Project summary/abstract:
Anatomic histopathology plays a central role in disease diagnosis and in surgical procedure guidance to ensure
delivery of quality healthcare and treatment. At the time of surgery, for example, tumor margins are ideally
assessed with fast frozen section pathology to help ensure complete tumor resection while sparing normal tissue.
Unfortunately, the time- and labor-intensive slide preparation process requires expensive equipment and
specialized personnel, so it is not widely available in many settings including the rural US; even in settings with
the clinical infrastructure to perform frozen section, only a small fraction of the margin is manually examined. In
resource-limited global settings, a dire shortage of pathologists makes it more challenging to provide routine
diagnostic pathology. Therefore, there is a critical need for affordable tools to support quality histopathology
programs throughout the world. The goal of this proposal is to use recent advances in optical fabrication and
artificial intelligence to develop a new and affordable tool, the deep learning extended depth-of-field (DeepDOF)
platform, to rapidly examine fresh tissue resections without extensive slide preparation, while providing
computer-aided image analysis at the point of care. We will demonstrate and validate its use for tumor margin
assessment in patients with oral squamous cell carcinoma, the sixth most common malignancy worldwide.
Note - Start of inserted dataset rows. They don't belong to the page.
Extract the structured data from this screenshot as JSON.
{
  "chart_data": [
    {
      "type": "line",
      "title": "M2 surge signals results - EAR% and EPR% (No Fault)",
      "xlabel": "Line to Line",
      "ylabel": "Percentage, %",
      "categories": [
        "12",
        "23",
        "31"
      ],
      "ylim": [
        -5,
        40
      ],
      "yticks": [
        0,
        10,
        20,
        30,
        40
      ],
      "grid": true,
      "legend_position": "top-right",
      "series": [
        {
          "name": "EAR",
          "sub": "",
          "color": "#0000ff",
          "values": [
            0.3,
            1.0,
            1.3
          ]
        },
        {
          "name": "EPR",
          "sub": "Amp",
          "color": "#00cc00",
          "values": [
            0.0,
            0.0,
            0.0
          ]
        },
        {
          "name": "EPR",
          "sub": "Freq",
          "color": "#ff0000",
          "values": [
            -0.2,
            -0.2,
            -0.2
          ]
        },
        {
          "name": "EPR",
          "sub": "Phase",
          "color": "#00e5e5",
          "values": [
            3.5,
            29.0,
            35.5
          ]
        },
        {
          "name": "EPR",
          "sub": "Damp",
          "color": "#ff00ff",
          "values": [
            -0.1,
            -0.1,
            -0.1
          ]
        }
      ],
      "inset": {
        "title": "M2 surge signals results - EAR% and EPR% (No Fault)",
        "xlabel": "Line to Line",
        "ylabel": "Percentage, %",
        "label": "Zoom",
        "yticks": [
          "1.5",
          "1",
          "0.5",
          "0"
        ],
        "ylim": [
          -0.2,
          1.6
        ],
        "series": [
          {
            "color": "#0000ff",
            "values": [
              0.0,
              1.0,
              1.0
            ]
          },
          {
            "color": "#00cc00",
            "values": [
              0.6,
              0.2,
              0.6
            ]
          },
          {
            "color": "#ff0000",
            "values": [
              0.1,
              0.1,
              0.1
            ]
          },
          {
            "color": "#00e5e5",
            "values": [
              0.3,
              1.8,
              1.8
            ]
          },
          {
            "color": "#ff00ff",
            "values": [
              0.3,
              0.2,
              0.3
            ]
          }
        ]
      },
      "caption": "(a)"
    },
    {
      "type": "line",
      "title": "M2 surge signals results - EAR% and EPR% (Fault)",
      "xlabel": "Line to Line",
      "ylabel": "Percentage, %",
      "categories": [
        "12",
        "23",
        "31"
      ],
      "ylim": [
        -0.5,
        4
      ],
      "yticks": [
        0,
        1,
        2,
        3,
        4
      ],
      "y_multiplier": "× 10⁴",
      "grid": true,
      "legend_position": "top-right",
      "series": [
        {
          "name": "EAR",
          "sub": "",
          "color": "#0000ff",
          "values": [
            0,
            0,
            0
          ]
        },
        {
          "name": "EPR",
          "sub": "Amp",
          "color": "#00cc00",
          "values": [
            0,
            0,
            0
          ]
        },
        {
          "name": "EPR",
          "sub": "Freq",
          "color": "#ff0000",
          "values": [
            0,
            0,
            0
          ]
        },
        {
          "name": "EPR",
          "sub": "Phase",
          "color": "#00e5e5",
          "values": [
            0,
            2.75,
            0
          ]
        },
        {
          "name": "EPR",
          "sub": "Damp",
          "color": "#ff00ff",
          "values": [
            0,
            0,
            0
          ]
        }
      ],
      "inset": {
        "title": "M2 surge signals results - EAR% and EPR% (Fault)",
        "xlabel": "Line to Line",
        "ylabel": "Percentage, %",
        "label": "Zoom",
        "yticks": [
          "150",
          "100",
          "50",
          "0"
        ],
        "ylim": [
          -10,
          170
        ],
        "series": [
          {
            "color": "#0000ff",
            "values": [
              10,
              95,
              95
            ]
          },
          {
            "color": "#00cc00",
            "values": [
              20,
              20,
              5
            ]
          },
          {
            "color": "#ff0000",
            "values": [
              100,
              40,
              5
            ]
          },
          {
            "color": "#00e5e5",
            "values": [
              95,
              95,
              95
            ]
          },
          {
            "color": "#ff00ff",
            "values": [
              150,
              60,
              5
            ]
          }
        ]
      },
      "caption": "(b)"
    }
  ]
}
In Aim 1, we will develop key modules of the DeepDOF platform for rapid, subcellular imaging of freshly resected
tissue samples. A deep learning network will be developed to design and optimize the DeepDOF microscope to
image highly irregular tissue surfaces (up to 200 µm) at subcellular resolution without mechanical refocusing; we
will combine it with fast vital dyes and deep ultraviolet illumination to achieve high contrast imaging. In Aim 2, we
will carry out a clinical evaluation of DeepDOF to determine its ability to assess oral tumor margin status
immediately following surgery. The clinical workflow of DeepDOF for intraoperative oral tumor margin
assessment will be optimized, and its performance will be evaluated by comparing to gold standard
histopathology. In Aim 3, we will develop a machine learning framework to identify positive margins in and assist
annotation of large-area, cellular-resolution DeepDOF maps of oral surgical specimens. Using clinical data
acquired in Aims 1 and 2, we will train an algorithm to complete segmentation tasks for identifying key diagnostic
features such as nuclear enlargement and abnormal clustering; the results will be further used to annotate and
quantify positive margins at the point of care. Taken together, we will develop a first microscopy platform with
AI-driven optics and algorithms for rapid and slide-free histology of intact tissue samples, and we will provide
important clinical evidence to show the DeepDOF platform can improve patient care during oral cancer surgeries.
Equipped with a computer-aided image analysis, the broader impact of the DeepDOF platform extends to global
settings including low- and middle-income countries that lack access to high quality histopathology services.